Mine de rien, ce coup de pouce marketing va permettre à l’entreprise de se renforcer… à l’ex­port. De l’Australie à l’Italie, en passant par la Thaïlande et les Etats-Unis, l’international représente déjà 75% des ventes de Solex. Le rapatriement va lui permettre d’afficher le label «made in France». Et de mieux cibler les pays qui y sont sensibles, comme la Chine, premier marché du vélo électrique. «Cela dit, la marque elle-même est déjà une carte de visite efficace dans ces pays», tempère Guillaume Hemmerlé, directeur de participations chez Sigma Gestion, un fonds ­actionnaire d’Easybike.
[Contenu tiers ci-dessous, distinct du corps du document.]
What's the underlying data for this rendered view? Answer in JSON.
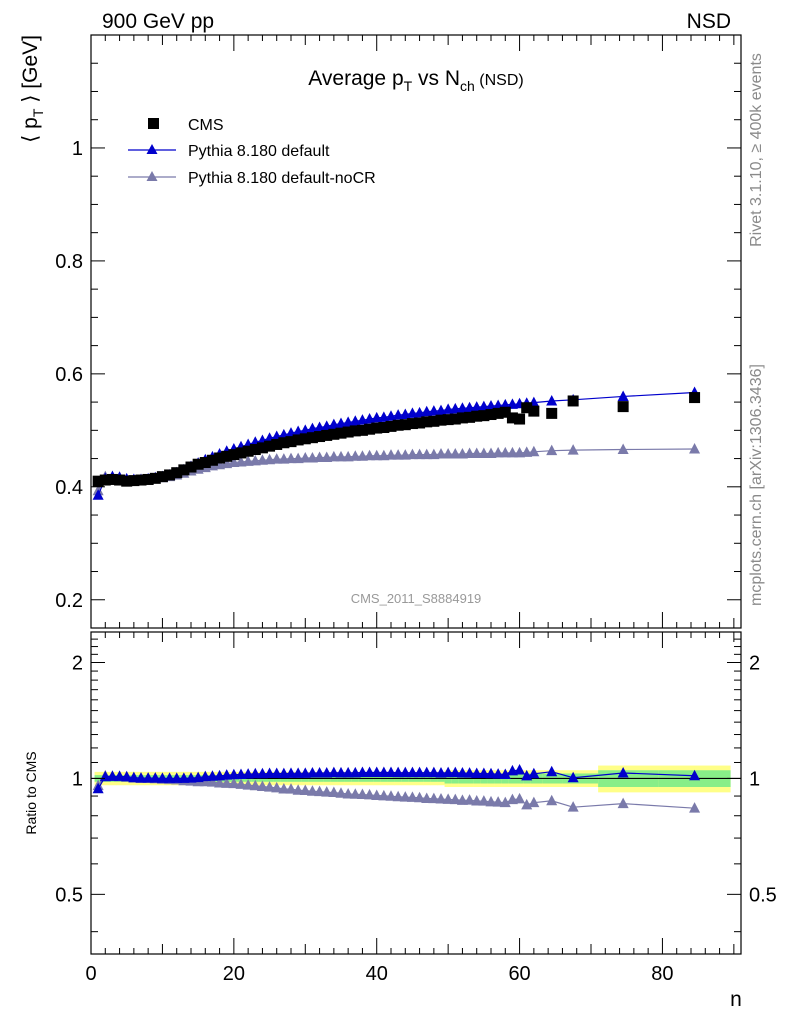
{
  "header": {
    "left": "900 GeV pp",
    "right": "NSD"
  },
  "side_labels": {
    "rivet": "Rivet 3.1.10, ≥ 400k events",
    "mcplots": "mcplots.cern.ch [arXiv:1306.3436]"
  },
  "analysis_tag": "CMS_2011_S8884919",
  "colors": {
    "cms": "#000000",
    "default": "#0000cc",
    "nocr": "#7a7aaa",
    "band_outer": "#ffff88",
    "band_inner": "#88ee88"
  },
  "chart_data": [
    {
      "type": "scatter",
      "title": "Average p_T vs N_ch (NSD)",
      "title_parts": {
        "pre": "Average p",
        "sub1": "T",
        "mid": " vs N",
        "sub2": "ch",
        "post": " (NSD)"
      },
      "ylabel": "⟨ p_T ⟩ [GeV]",
      "ylabel_parts": {
        "pre": "⟨ p",
        "sub": "T",
        "post": " ⟩ [GeV]"
      },
      "xlabel": "",
      "xlim": [
        0,
        91
      ],
      "ylim": [
        0.15,
        1.2
      ],
      "yticks": [
        0.2,
        0.4,
        0.6,
        0.8,
        1
      ],
      "ytick_labels": [
        "0.2",
        "0.4",
        "0.6",
        "0.8",
        "1"
      ],
      "legend_position": "top-left",
      "legend": [
        "CMS",
        "Pythia 8.180 default",
        "Pythia 8.180 default-noCR"
      ],
      "x": [
        1,
        2,
        3,
        4,
        5,
        6,
        7,
        8,
        9,
        10,
        11,
        12,
        13,
        14,
        15,
        16,
        17,
        18,
        19,
        20,
        21,
        22,
        23,
        24,
        25,
        26,
        27,
        28,
        29,
        30,
        31,
        32,
        33,
        34,
        35,
        36,
        37,
        38,
        39,
        40,
        41,
        42,
        43,
        44,
        45,
        46,
        47,
        48,
        49,
        50,
        51,
        52,
        53,
        54,
        55,
        56,
        57,
        58,
        59,
        60,
        61,
        62,
        64.5,
        67.5,
        74.5,
        84.5
      ],
      "series": [
        {
          "name": "CMS",
          "marker": "square",
          "values": [
            0.41,
            0.412,
            0.413,
            0.412,
            0.41,
            0.411,
            0.412,
            0.413,
            0.415,
            0.418,
            0.421,
            0.425,
            0.43,
            0.435,
            0.44,
            0.443,
            0.447,
            0.451,
            0.454,
            0.457,
            0.46,
            0.463,
            0.466,
            0.469,
            0.472,
            0.475,
            0.478,
            0.48,
            0.483,
            0.485,
            0.487,
            0.489,
            0.491,
            0.493,
            0.495,
            0.497,
            0.499,
            0.5,
            0.502,
            0.504,
            0.505,
            0.507,
            0.509,
            0.51,
            0.512,
            0.513,
            0.515,
            0.516,
            0.518,
            0.519,
            0.52,
            0.522,
            0.523,
            0.525,
            0.526,
            0.528,
            0.53,
            0.532,
            0.522,
            0.52,
            0.54,
            0.534,
            0.53,
            0.552,
            0.542,
            0.558
          ]
        },
        {
          "name": "Pythia 8.180 default",
          "marker": "triangle",
          "values": [
            0.385,
            0.415,
            0.418,
            0.417,
            0.414,
            0.413,
            0.413,
            0.414,
            0.416,
            0.418,
            0.421,
            0.425,
            0.43,
            0.436,
            0.442,
            0.448,
            0.453,
            0.458,
            0.463,
            0.467,
            0.471,
            0.475,
            0.479,
            0.482,
            0.486,
            0.489,
            0.492,
            0.495,
            0.498,
            0.5,
            0.503,
            0.505,
            0.507,
            0.51,
            0.512,
            0.514,
            0.516,
            0.518,
            0.52,
            0.522,
            0.523,
            0.525,
            0.527,
            0.528,
            0.53,
            0.531,
            0.533,
            0.534,
            0.535,
            0.537,
            0.538,
            0.539,
            0.54,
            0.541,
            0.542,
            0.543,
            0.544,
            0.545,
            0.546,
            0.547,
            0.548,
            0.549,
            0.552,
            0.554,
            0.56,
            0.567
          ]
        },
        {
          "name": "Pythia 8.180 default-noCR",
          "marker": "triangle",
          "values": [
            0.393,
            0.418,
            0.418,
            0.416,
            0.413,
            0.412,
            0.412,
            0.413,
            0.414,
            0.416,
            0.418,
            0.421,
            0.424,
            0.428,
            0.431,
            0.434,
            0.437,
            0.439,
            0.441,
            0.443,
            0.444,
            0.445,
            0.446,
            0.447,
            0.448,
            0.449,
            0.449,
            0.45,
            0.45,
            0.451,
            0.451,
            0.452,
            0.452,
            0.453,
            0.453,
            0.453,
            0.454,
            0.454,
            0.455,
            0.455,
            0.455,
            0.456,
            0.456,
            0.456,
            0.457,
            0.457,
            0.457,
            0.457,
            0.458,
            0.458,
            0.458,
            0.458,
            0.459,
            0.459,
            0.459,
            0.459,
            0.46,
            0.46,
            0.46,
            0.46,
            0.461,
            0.462,
            0.464,
            0.465,
            0.466,
            0.467
          ]
        }
      ]
    },
    {
      "type": "scatter",
      "title": "",
      "ylabel": "Ratio to CMS",
      "xlabel": "n",
      "xlim": [
        0,
        91
      ],
      "ylim": [
        0.35,
        2.4
      ],
      "xticks": [
        0,
        20,
        40,
        60,
        80
      ],
      "xtick_labels": [
        "0",
        "20",
        "40",
        "60",
        "80"
      ],
      "yticks": [
        0.5,
        1,
        2
      ],
      "ytick_labels": [
        "0.5",
        "1",
        "2"
      ],
      "reference_line": 1,
      "x": [
        1,
        2,
        3,
        4,
        5,
        6,
        7,
        8,
        9,
        10,
        11,
        12,
        13,
        14,
        15,
        16,
        17,
        18,
        19,
        20,
        21,
        22,
        23,
        24,
        25,
        26,
        27,
        28,
        29,
        30,
        31,
        32,
        33,
        34,
        35,
        36,
        37,
        38,
        39,
        40,
        41,
        42,
        43,
        44,
        45,
        46,
        47,
        48,
        49,
        50,
        51,
        52,
        53,
        54,
        55,
        56,
        57,
        58,
        59,
        60,
        61,
        62,
        64.5,
        67.5,
        74.5,
        84.5
      ],
      "series": [
        {
          "name": "Pythia 8.180 default",
          "marker": "triangle",
          "values": [
            0.94,
            1.01,
            1.012,
            1.012,
            1.01,
            1.005,
            1.002,
            1.002,
            1.002,
            1.0,
            1.0,
            1.0,
            1.0,
            1.002,
            1.005,
            1.011,
            1.013,
            1.015,
            1.02,
            1.022,
            1.024,
            1.026,
            1.028,
            1.028,
            1.03,
            1.03,
            1.029,
            1.031,
            1.031,
            1.031,
            1.033,
            1.033,
            1.033,
            1.035,
            1.034,
            1.034,
            1.034,
            1.036,
            1.036,
            1.036,
            1.036,
            1.036,
            1.035,
            1.035,
            1.035,
            1.035,
            1.035,
            1.035,
            1.033,
            1.035,
            1.035,
            1.033,
            1.032,
            1.03,
            1.03,
            1.028,
            1.026,
            1.024,
            1.046,
            1.052,
            1.015,
            1.028,
            1.041,
            1.004,
            1.033,
            1.016
          ]
        },
        {
          "name": "Pythia 8.180 default-noCR",
          "marker": "triangle",
          "values": [
            0.958,
            1.015,
            1.012,
            1.01,
            1.007,
            1.002,
            1.0,
            1.0,
            0.998,
            0.995,
            0.993,
            0.991,
            0.986,
            0.984,
            0.98,
            0.98,
            0.978,
            0.973,
            0.971,
            0.969,
            0.965,
            0.961,
            0.957,
            0.953,
            0.949,
            0.945,
            0.939,
            0.938,
            0.932,
            0.93,
            0.926,
            0.924,
            0.921,
            0.919,
            0.915,
            0.911,
            0.91,
            0.908,
            0.906,
            0.903,
            0.901,
            0.899,
            0.896,
            0.894,
            0.893,
            0.891,
            0.887,
            0.886,
            0.884,
            0.882,
            0.881,
            0.877,
            0.878,
            0.874,
            0.873,
            0.869,
            0.868,
            0.865,
            0.881,
            0.885,
            0.854,
            0.865,
            0.875,
            0.842,
            0.86,
            0.837
          ]
        }
      ]
    }
  ]
}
A l’étranger comme en France, Grégory Trébaol a fait le ménage dans la distribution. Il a supprimé une partie des intermédiaires, pour remonter le niveau de marge des détaillants. «Désormais, ces derniers gagnent environ 30% sur nos modèles, un niveau conforme à ce qui se pratique dans le secteur», explique le boss. Plus motivés, les détaillants n’ont plus de raisons d’être négligents dans leurs conseils au client. Et le nombre de points de vente a augmenté, de 130 à 200.
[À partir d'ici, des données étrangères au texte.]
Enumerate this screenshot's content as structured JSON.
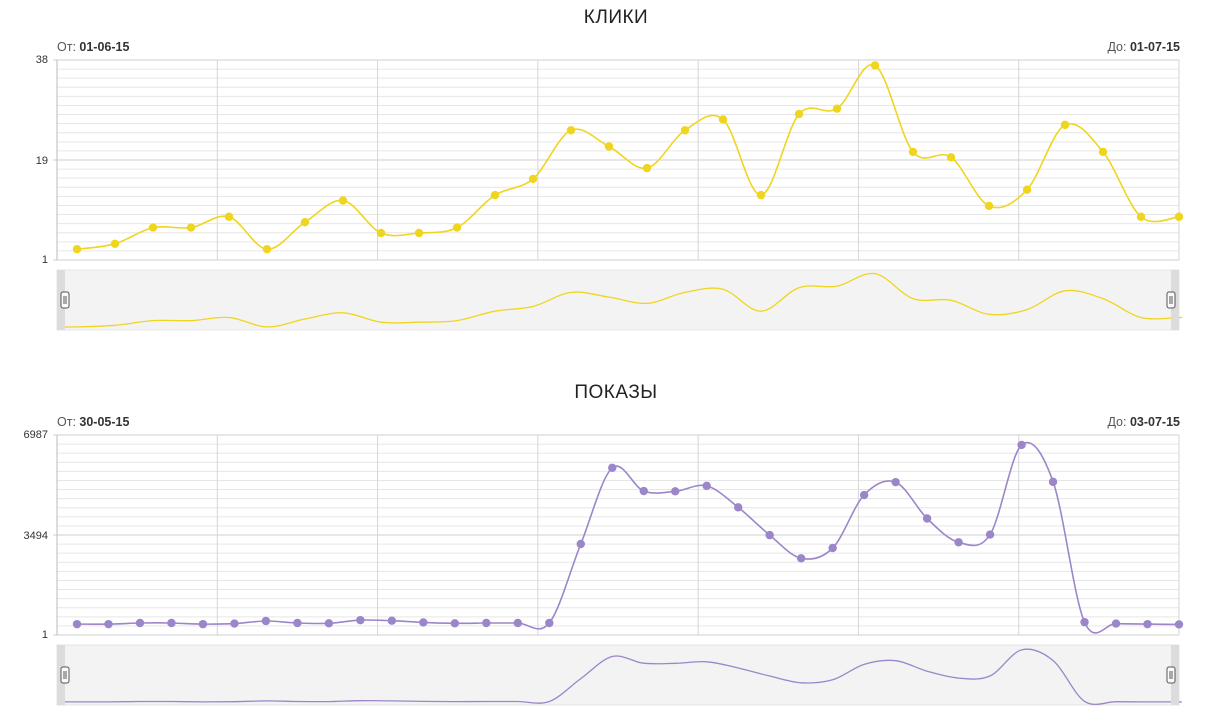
{
  "chart_data": [
    {
      "type": "line",
      "title": "КЛИКИ",
      "range": {
        "from_label": "От:",
        "from_value": "01-06-15",
        "to_label": "До:",
        "to_value": "01-07-15"
      },
      "ylim": [
        1,
        38
      ],
      "y_ticks": [
        "38",
        "19",
        "1"
      ],
      "grid": true,
      "color": "#f0d51e",
      "series": [
        {
          "values": [
            3,
            4,
            7,
            7,
            9,
            3,
            8,
            12,
            6,
            6,
            7,
            13,
            16,
            25,
            22,
            18,
            25,
            27,
            13,
            28,
            29,
            37,
            21,
            20,
            11,
            14,
            26,
            21,
            9,
            9
          ]
        }
      ]
    },
    {
      "type": "line",
      "title": "ПОКАЗЫ",
      "range": {
        "from_label": "От:",
        "from_value": "30-05-15",
        "to_label": "До:",
        "to_value": "03-07-15"
      },
      "ylim": [
        1,
        6987
      ],
      "y_ticks": [
        "6987",
        "3494",
        "1"
      ],
      "grid": true,
      "color": "#9b86c9",
      "series": [
        {
          "values": [
            380,
            380,
            420,
            420,
            380,
            400,
            490,
            420,
            410,
            520,
            500,
            440,
            410,
            420,
            420,
            420,
            3180,
            5840,
            5030,
            5020,
            5210,
            4460,
            3490,
            2680,
            3040,
            4890,
            5340,
            4070,
            3240,
            3510,
            6640,
            5350,
            450,
            400,
            380,
            370
          ]
        }
      ]
    }
  ]
}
Fan-club. Grégory Trébaol ne mise pas sur la pub pour soutenir la croissance de son réseau. «La mar­que n’en a pas encore les moyens.» Mais il emporte ses Solex dans tous les salons spécialisés de la planète, en Allemagne, en Italie, aux Etats-Unis. C’est sa seule dépense de com hormis un partenariat avec le Tour de France, qui a cobrandé une série limitée de Solex. Pour le reste, Trébaol compte sur l’enthousiasme des 300 clubs de passionnés pour relancer sa notoriété en France.
«La nostalgie, c’est bien, mais Solex doit aussi mettre en avant le plaisir et l’émotion», relève Bertrand Chovet, ­directeur de l’agence Interbrand Paris, spécialiste de la valorisation de marques. Le plaisir de ne plus avoir de cambouis sur les mains après avoir pédalé comme un fou pour entendre la pétarade du démarrage ?
La gamme a évolué doucement :
e-Scooter :
Lancé en 2007. Son moteur s’actionnant sans pédaler, il est considéré comme
un scooter et exige casque et assurance. Pour une vitesse maxi de 35 km/h…
Vélo pliable :
En 2009, Solex sort un premier VAE, vélo à assistance électrique (qui fonctionne quand on pédale), mais pliable. Un marché de niche.
Vélo électrique :
Solex s’attaque enfin, en 2011, à la catégorie des VAE classiques, en plein boom. Avec trois modèles, du moyen au haut de gamme.
Fiche d’identité :
- Le premier VéloSolex a été lancé en 1946 par Solex, à l’époque ­spécialiste des radiateurs et des ­carburateurs. Il s’en est vendu près de 8 ­millions avant ­l’arrêt de la ­fabrication, en 1988.
- La marque Solex a appartenu tour à tour à Renault, à Yamaha,à un fabricant hongrois, à Fiat et au groupe Cible (Usines Center), avant d’être rachetée cette année par Easybike.
- Un tiers de la production va être relocalisé à Saint-Lô,en Normandie.